On this question, and on the general principles of liability applicable to this case, the trial judge correctly instructed the jury both in the oral charge and in the special charges given at the instance of defendant; and we apprehend that the giving of the erroneous charge was merely an inadvertence on his part. If it were misleading only, it would be cured by the other instructions referred to, as held in Forbes v. Plummer,198 Ala. 162, 73 So. 451. On the contrary, it is flagrantly erroneous, and in direct contradiction of the other instructions; and in such cases this court has always declined to speculate or conjecture as to which of the opposing instructions the jury may have followed, and has held that the giving of the erroneous and injurious charge must work a reversal of the judgment. As observed in L. N. R. R. Co. v. C. M. Brewing Co., 150 Ala. 390, 43 So. 723:
"An instruction which attempts to cover the whole case, and authorizes a finding for one party or the other, according as the jury may determine certain facts, is erroneous, if it omits any material issue; and such error is not cured *Page 255 by another instruction properly submitting the omitted issue."

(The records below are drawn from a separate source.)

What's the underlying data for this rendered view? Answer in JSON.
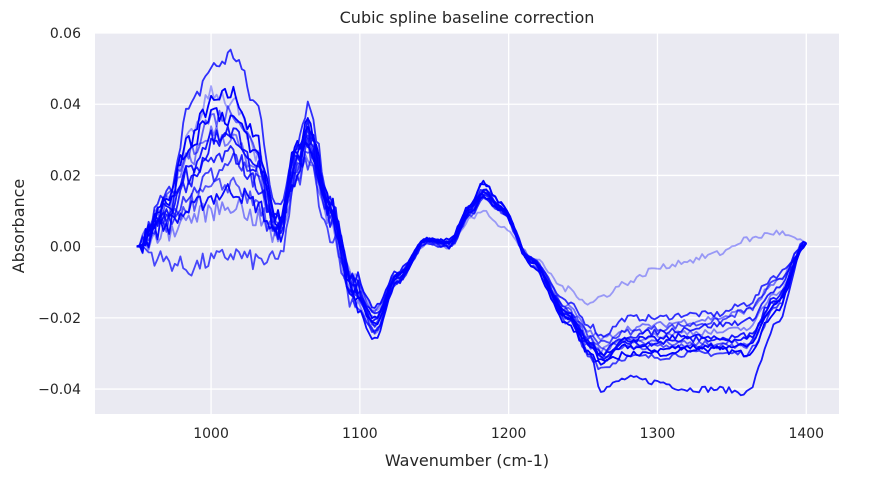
{
  "chart_data": {
    "type": "line",
    "title": "Cubic spline baseline correction",
    "xlabel": "Wavenumber (cm-1)",
    "ylabel": "Absorbance",
    "xlim": [
      922,
      1422
    ],
    "ylim": [
      -0.047,
      0.06
    ],
    "x_ticks": [
      {
        "value": 1000,
        "label": "1000"
      },
      {
        "value": 1100,
        "label": "1100"
      },
      {
        "value": 1200,
        "label": "1200"
      },
      {
        "value": 1300,
        "label": "1300"
      },
      {
        "value": 1400,
        "label": "1400"
      }
    ],
    "y_ticks": [
      {
        "value": -0.04,
        "label": "−0.04"
      },
      {
        "value": -0.02,
        "label": "−0.02"
      },
      {
        "value": 0.0,
        "label": "0.00"
      },
      {
        "value": 0.02,
        "label": "0.02"
      },
      {
        "value": 0.04,
        "label": "0.04"
      },
      {
        "value": 0.06,
        "label": "0.06"
      }
    ],
    "grid": true,
    "background": "#eaeaf2",
    "line_color": "#0000ff",
    "x": [
      950,
      970,
      985,
      1000,
      1015,
      1030,
      1045,
      1058,
      1065,
      1080,
      1095,
      1110,
      1125,
      1145,
      1160,
      1175,
      1183,
      1195,
      1215,
      1240,
      1255,
      1262,
      1280,
      1300,
      1320,
      1340,
      1360,
      1380,
      1400
    ],
    "series": [
      {
        "alpha": 1.0,
        "values": [
          0.0,
          0.012,
          0.03,
          0.04,
          0.043,
          0.03,
          0.008,
          0.028,
          0.034,
          0.01,
          -0.012,
          -0.02,
          -0.008,
          0.002,
          0.002,
          0.012,
          0.018,
          0.012,
          -0.004,
          -0.02,
          -0.028,
          -0.032,
          -0.028,
          -0.029,
          -0.028,
          -0.029,
          -0.03,
          -0.018,
          0.001
        ]
      },
      {
        "alpha": 0.9,
        "values": [
          0.0,
          0.01,
          0.02,
          0.028,
          0.03,
          0.022,
          0.006,
          0.026,
          0.032,
          0.012,
          -0.008,
          -0.017,
          -0.007,
          0.002,
          0.001,
          0.01,
          0.014,
          0.01,
          -0.004,
          -0.02,
          -0.03,
          -0.04,
          -0.037,
          -0.038,
          -0.04,
          -0.04,
          -0.041,
          -0.022,
          0.001
        ]
      },
      {
        "alpha": 0.8,
        "values": [
          0.0,
          0.014,
          0.038,
          0.05,
          0.054,
          0.04,
          0.01,
          0.03,
          0.04,
          0.014,
          -0.01,
          -0.024,
          -0.009,
          0.002,
          0.001,
          0.012,
          0.016,
          0.011,
          -0.003,
          -0.016,
          -0.022,
          -0.025,
          -0.02,
          -0.02,
          -0.019,
          -0.019,
          -0.016,
          -0.008,
          0.001
        ]
      },
      {
        "alpha": 0.75,
        "values": [
          0.0,
          0.008,
          0.015,
          0.02,
          0.024,
          0.018,
          0.004,
          0.022,
          0.028,
          0.008,
          -0.012,
          -0.022,
          -0.01,
          0.001,
          0.0,
          0.009,
          0.014,
          0.01,
          -0.005,
          -0.021,
          -0.031,
          -0.034,
          -0.031,
          -0.031,
          -0.03,
          -0.03,
          -0.03,
          -0.017,
          0.001
        ]
      },
      {
        "alpha": 0.95,
        "values": [
          0.0,
          0.006,
          0.01,
          0.014,
          0.016,
          0.012,
          0.003,
          0.02,
          0.03,
          0.008,
          -0.015,
          -0.026,
          -0.01,
          0.002,
          0.001,
          0.011,
          0.015,
          0.011,
          -0.004,
          -0.019,
          -0.027,
          -0.03,
          -0.026,
          -0.026,
          -0.025,
          -0.026,
          -0.026,
          -0.015,
          0.001
        ]
      },
      {
        "alpha": 0.7,
        "values": [
          0.0,
          -0.004,
          -0.006,
          -0.004,
          -0.002,
          -0.004,
          -0.004,
          0.018,
          0.024,
          0.004,
          -0.015,
          -0.024,
          -0.01,
          0.001,
          0.0,
          0.01,
          0.015,
          0.011,
          -0.003,
          -0.018,
          -0.025,
          -0.027,
          -0.024,
          -0.023,
          -0.022,
          -0.021,
          -0.018,
          -0.01,
          0.001
        ]
      },
      {
        "alpha": 0.6,
        "values": [
          0.0,
          0.012,
          0.026,
          0.036,
          0.038,
          0.028,
          0.006,
          0.024,
          0.03,
          0.01,
          -0.009,
          -0.018,
          -0.008,
          0.002,
          0.001,
          0.01,
          0.014,
          0.01,
          -0.004,
          -0.018,
          -0.026,
          -0.029,
          -0.026,
          -0.027,
          -0.027,
          -0.028,
          -0.028,
          -0.016,
          0.001
        ]
      },
      {
        "alpha": 0.5,
        "values": [
          0.0,
          0.01,
          0.024,
          0.032,
          0.03,
          0.02,
          0.004,
          0.024,
          0.03,
          0.008,
          -0.01,
          -0.02,
          -0.008,
          0.002,
          0.0,
          0.01,
          0.016,
          0.011,
          -0.003,
          -0.017,
          -0.024,
          -0.026,
          -0.023,
          -0.022,
          -0.021,
          -0.02,
          -0.018,
          -0.01,
          0.001
        ]
      },
      {
        "alpha": 0.85,
        "values": [
          0.0,
          0.008,
          0.018,
          0.024,
          0.026,
          0.018,
          0.004,
          0.025,
          0.03,
          0.01,
          -0.01,
          -0.019,
          -0.009,
          0.002,
          0.001,
          0.011,
          0.015,
          0.011,
          -0.004,
          -0.019,
          -0.027,
          -0.03,
          -0.025,
          -0.024,
          -0.023,
          -0.022,
          -0.021,
          -0.012,
          0.001
        ]
      },
      {
        "alpha": 0.35,
        "values": [
          0.0,
          0.012,
          0.03,
          0.044,
          0.04,
          0.026,
          0.006,
          0.024,
          0.03,
          0.01,
          -0.008,
          -0.018,
          -0.008,
          0.002,
          0.0,
          0.008,
          0.01,
          0.006,
          -0.003,
          -0.012,
          -0.016,
          -0.014,
          -0.01,
          -0.006,
          -0.004,
          -0.002,
          0.002,
          0.004,
          0.001
        ]
      },
      {
        "alpha": 0.65,
        "values": [
          0.0,
          0.006,
          0.012,
          0.016,
          0.018,
          0.012,
          0.002,
          0.022,
          0.028,
          0.008,
          -0.012,
          -0.022,
          -0.009,
          0.002,
          0.0,
          0.009,
          0.014,
          0.01,
          -0.004,
          -0.02,
          -0.028,
          -0.031,
          -0.028,
          -0.028,
          -0.028,
          -0.027,
          -0.027,
          -0.015,
          0.001
        ]
      },
      {
        "alpha": 1.0,
        "values": [
          0.0,
          0.012,
          0.028,
          0.038,
          0.036,
          0.026,
          0.006,
          0.028,
          0.036,
          0.012,
          -0.012,
          -0.022,
          -0.008,
          0.002,
          0.001,
          0.012,
          0.018,
          0.012,
          -0.005,
          -0.022,
          -0.03,
          -0.033,
          -0.03,
          -0.03,
          -0.029,
          -0.028,
          -0.028,
          -0.016,
          0.001
        ]
      },
      {
        "alpha": 0.45,
        "values": [
          0.0,
          0.004,
          0.008,
          0.01,
          0.012,
          0.008,
          0.002,
          0.02,
          0.026,
          0.006,
          -0.014,
          -0.024,
          -0.01,
          0.001,
          0.0,
          0.01,
          0.014,
          0.01,
          -0.004,
          -0.019,
          -0.026,
          -0.029,
          -0.026,
          -0.025,
          -0.024,
          -0.024,
          -0.023,
          -0.013,
          0.001
        ]
      },
      {
        "alpha": 0.9,
        "values": [
          0.0,
          0.01,
          0.022,
          0.03,
          0.032,
          0.022,
          0.004,
          0.026,
          0.034,
          0.012,
          -0.01,
          -0.021,
          -0.008,
          0.002,
          0.001,
          0.011,
          0.016,
          0.011,
          -0.004,
          -0.02,
          -0.028,
          -0.031,
          -0.027,
          -0.027,
          -0.026,
          -0.026,
          -0.025,
          -0.014,
          0.001
        ]
      }
    ]
  }
}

We need not consider the action of the trial judge in refusing to give the general affirmative charges requested by defendant, covering the first and second counts separately, and also the entire complaint.
Very clearly, however, a count charging trespass against a corporation, as its own direct act, may be supported by proof that it was authorized or ratified by the vice principal or alter ego of the corporation. Union Naval Stores Co. v. Pugh,156 Ala. 369, 47 So. 48. Here the authorization or ratification, if there was any at all, was by the hotel manager, Mr. Halfacre, who was undoubtedly the vice principal, and whose acts, with respect to the operation of the hotel and the conduct of its business, were the direct acts of the corporation itself. The doctrine of the Henry Case, 139 Ala. 161,34 So. 389, which has often been followed by this court, and which is now invoked by appellant as entitling it to the general affirmative charge as to the first and second counts, is not applicable to cases of corporate action shown to have been by a vice principal, as distinguished from an ordinary agent or servant.
It is therefore clear that, so far as the general affirmative charge is concerned, all of the counts stood upon the same footing; the right to a recovery depending in each case on proof of an unlawful arrest or detention of plaintiff's person by an agent of the defendant acting within the scope of his authority, or whose act, if originally unauthorized, was presently or subsequently ratified by the defendant company, or its managing and responsible agent.
For the error noted the judgment will be reversed, and the cause remanded for another trial.
Reversed and remanded.
ANDERSON, C. J., and McCLELLAN and THOMAS, JJ., concur.